Mais j’ai fini par comprendre que les limites sont plus compliquées que le simple fait de dire non à des inconnus. Parfois, fixer des limites signifiait avoir des conversations gênantes et douloureuses avec des proches sur des dynamiques dans notre relation qui ne me servaient plus.
Par exemple : J’ai dû demander à un ami de me laisser plus de place dans nos conversations. J’ai dû demander à un membre de la famille d’arrêter de se plaindre d’un autre membre de la famille. Et j’avais besoin de parler avec mon partenaire de mon insatisfaction quant à la répartition du travail émotionnel dans notre relation.
L’idée d’avoir ces conversations me mettait mal à l’aise.
Intellectuellement, je savais que j’avais tout à fait le droit de fixer des limites saines avec mes proches. Sur le plan émotionnel, cependant, l’idée d’avoir ces conversations suscitait de l’anxiété – et beaucoup plus de peur que je ne l’avais imaginé au départ.
Au cours de la dernière décennie, les conversations sur l’établissement de limites ont pris une place centrale dans le discours sur la santé mentale. La capacité de fixer des limites dans le temps, l’espace et le corps est une compétence essentielle au maintien de la santé mentale, à la guérison de la toxicomanie et à l’établissement de relations saines avec les autres. Mais fixer des limites peut aussi provoquer un malaise très réel et très intense, tant pour celui qui fixe les limites que pour celui qui les reçoit.

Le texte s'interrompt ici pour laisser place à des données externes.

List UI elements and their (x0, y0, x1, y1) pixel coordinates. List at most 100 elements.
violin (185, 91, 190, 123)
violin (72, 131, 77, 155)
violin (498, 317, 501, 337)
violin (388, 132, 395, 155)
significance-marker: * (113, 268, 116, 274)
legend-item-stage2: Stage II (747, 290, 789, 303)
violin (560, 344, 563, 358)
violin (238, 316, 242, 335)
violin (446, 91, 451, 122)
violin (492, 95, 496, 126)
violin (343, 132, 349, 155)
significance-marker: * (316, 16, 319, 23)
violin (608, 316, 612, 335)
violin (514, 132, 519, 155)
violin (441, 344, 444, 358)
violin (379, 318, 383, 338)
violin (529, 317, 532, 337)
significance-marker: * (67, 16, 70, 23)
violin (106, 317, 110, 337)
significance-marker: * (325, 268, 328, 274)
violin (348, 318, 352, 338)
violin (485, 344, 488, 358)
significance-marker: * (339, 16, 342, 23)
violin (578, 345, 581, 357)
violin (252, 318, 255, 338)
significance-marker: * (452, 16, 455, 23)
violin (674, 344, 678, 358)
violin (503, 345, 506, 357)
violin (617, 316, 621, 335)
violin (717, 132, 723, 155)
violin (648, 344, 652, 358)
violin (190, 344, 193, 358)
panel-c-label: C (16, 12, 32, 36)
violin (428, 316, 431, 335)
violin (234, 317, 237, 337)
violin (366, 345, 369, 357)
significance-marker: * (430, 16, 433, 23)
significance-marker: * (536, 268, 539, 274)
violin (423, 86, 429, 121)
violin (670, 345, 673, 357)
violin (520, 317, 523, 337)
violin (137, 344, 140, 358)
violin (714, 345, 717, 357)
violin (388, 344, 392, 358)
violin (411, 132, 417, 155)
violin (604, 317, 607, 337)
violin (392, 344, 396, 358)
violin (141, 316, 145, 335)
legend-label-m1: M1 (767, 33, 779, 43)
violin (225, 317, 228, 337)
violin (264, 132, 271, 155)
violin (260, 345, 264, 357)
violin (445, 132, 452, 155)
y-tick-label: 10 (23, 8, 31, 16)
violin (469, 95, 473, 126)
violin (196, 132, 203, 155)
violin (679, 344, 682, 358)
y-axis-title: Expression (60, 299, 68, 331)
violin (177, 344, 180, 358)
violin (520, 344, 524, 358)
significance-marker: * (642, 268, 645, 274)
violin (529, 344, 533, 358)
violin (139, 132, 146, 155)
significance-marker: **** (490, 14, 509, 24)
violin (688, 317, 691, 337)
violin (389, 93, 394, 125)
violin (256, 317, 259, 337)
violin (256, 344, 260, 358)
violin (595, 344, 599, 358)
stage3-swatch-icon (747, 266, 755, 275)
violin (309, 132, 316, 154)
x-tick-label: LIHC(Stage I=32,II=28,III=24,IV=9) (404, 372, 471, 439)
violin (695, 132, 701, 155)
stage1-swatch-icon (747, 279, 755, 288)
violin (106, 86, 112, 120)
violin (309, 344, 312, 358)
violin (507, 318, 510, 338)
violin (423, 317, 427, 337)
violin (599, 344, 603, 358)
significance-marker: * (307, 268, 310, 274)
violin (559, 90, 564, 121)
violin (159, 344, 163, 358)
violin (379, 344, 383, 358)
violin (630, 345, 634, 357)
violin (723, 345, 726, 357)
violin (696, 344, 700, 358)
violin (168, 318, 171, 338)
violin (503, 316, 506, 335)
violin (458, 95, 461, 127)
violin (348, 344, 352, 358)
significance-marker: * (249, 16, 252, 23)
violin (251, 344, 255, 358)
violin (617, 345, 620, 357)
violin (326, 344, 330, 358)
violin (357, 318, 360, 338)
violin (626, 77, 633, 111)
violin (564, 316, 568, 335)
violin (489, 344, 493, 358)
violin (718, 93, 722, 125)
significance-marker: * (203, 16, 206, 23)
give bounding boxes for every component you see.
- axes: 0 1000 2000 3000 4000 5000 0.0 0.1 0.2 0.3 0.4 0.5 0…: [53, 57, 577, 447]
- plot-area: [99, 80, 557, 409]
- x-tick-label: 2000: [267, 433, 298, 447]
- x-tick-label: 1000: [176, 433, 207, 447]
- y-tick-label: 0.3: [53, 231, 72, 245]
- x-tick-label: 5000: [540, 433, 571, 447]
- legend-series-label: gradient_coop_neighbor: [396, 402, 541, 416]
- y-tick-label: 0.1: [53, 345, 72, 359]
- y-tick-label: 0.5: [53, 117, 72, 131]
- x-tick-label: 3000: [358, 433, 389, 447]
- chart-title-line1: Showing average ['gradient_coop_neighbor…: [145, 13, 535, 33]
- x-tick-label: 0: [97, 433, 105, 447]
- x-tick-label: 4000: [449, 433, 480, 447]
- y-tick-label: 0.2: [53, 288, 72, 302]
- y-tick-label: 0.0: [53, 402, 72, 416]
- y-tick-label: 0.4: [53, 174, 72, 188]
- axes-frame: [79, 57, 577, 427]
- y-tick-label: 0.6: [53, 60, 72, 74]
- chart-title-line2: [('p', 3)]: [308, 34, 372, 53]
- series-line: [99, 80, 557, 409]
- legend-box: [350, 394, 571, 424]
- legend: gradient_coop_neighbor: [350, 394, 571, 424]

Alors que je contemplais mon malaise, je me suis demandé : Comment puis-je fixer des limites de manière authentique lorsque j’ai peur de blesser quelqu’un que j’aime ? Comment puis-je à la fois fixer des limites et faire savoir à la personne qui les reçoit que je me soucie vraiment, sincèrement, de ses sentiments ?
Ces questions m’ont incité à envisager une approche de la fixation des limites qui rendrait ces conversations difficiles un peu moins… difficiles.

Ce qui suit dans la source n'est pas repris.